Ingestion Workflow Legend

The sequence diagram describes the different phases during the ingestion process. The elements at the top represent each of the services or actuators involved in the workflow. The interaction between these is depicted by horizontal arrows connecting the elements.

The vertical axis represents time progression down the page, where processes are marked with colored vertical bars. The colors used for the services/actuators match those used for the events initiated by the respective services, except for the interactions in case of errors, which are highlighted with red. The optional fragments are only executed if errors occur in ingest, verify or finalize services. Note that the time axis in this diagram is all about the sequence of events not duration.

Ingestion Steps

The Ingest service (can be replicated) reads file from the Submission Inbox and splits Crypt4GH header from the beginning of the file, puts it in a database and sends the remainder to the Archive, leveraging the Crypt4GH format.

Note

There is no decryption key retrieved during that step. The Archive can be either a regular file system on disk, or an S3 object storage. Submission Inbox can also have as a backend a regular file system or S3 object storage.

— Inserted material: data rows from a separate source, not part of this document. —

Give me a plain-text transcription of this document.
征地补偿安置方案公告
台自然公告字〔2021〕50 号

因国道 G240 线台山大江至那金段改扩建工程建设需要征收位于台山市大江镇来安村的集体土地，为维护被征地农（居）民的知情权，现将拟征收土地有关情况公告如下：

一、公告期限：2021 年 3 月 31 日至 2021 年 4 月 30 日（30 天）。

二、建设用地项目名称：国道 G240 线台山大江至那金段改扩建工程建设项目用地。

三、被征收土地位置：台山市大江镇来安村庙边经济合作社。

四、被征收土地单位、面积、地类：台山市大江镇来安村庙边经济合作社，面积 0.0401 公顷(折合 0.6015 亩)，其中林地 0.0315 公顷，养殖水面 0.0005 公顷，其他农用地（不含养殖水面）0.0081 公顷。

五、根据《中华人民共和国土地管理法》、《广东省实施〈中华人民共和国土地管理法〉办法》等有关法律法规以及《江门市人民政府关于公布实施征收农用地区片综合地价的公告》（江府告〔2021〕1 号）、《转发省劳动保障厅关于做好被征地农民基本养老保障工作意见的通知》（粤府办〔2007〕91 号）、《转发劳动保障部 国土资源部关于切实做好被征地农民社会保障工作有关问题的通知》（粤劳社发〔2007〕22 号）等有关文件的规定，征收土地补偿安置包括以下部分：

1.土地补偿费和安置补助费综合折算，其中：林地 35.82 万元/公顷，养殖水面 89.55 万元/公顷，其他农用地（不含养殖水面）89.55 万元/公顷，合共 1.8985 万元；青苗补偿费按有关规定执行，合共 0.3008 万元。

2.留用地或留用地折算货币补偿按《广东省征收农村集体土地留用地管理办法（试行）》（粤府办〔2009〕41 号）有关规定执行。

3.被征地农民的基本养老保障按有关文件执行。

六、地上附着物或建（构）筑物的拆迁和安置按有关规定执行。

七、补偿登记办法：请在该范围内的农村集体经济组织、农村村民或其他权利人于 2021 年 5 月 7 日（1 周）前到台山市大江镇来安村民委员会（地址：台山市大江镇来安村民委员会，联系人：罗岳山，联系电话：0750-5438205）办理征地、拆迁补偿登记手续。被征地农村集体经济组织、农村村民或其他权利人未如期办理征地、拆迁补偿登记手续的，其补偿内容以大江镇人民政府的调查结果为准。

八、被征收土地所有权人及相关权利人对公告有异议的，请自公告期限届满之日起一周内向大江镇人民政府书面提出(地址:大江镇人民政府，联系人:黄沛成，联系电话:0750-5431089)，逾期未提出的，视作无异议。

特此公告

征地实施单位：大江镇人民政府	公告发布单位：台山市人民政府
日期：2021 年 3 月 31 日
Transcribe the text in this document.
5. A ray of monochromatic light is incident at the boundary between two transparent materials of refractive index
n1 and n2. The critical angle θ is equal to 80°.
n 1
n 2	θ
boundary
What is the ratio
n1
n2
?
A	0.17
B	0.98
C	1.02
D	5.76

The files are read chunk by chunk in order to bound the memory usage. After completion, a message is dropped into the local message broker to signal that the Verify service can check the file corresponds to what was submitted. It also ensures that the stored file is decryptable and that the integrated checksum is valid.

At this stage, the associated decryption key is retrieved. If decryption completes and the checksum is valid, a message of completion is sent to CentralEGA: Ingestion completed.

Important: If a file disappears or is overwritten in the inbox before ingestion is completed, ingestion may not be possible.

Should any of the aforementioned steps result in an error, the workflow is terminated, and the error is logged. If the error is attributed to user misuse, such as providing an incorrect checksum or tampering with the encrypted file, it is reported to CentralEGA for display in the Submission Interface.

Submission Inbox

CentralEGA contains a database of users, with IDs and passwords. Multiple solutions have been developed to facilitate user authentication against the CentralEGA user database.:

Every solution utilizes CentralEGA's user IDs and is planned for extension to incorporate Elixir IDs, from which the @elixir-europe.org suffix is removed.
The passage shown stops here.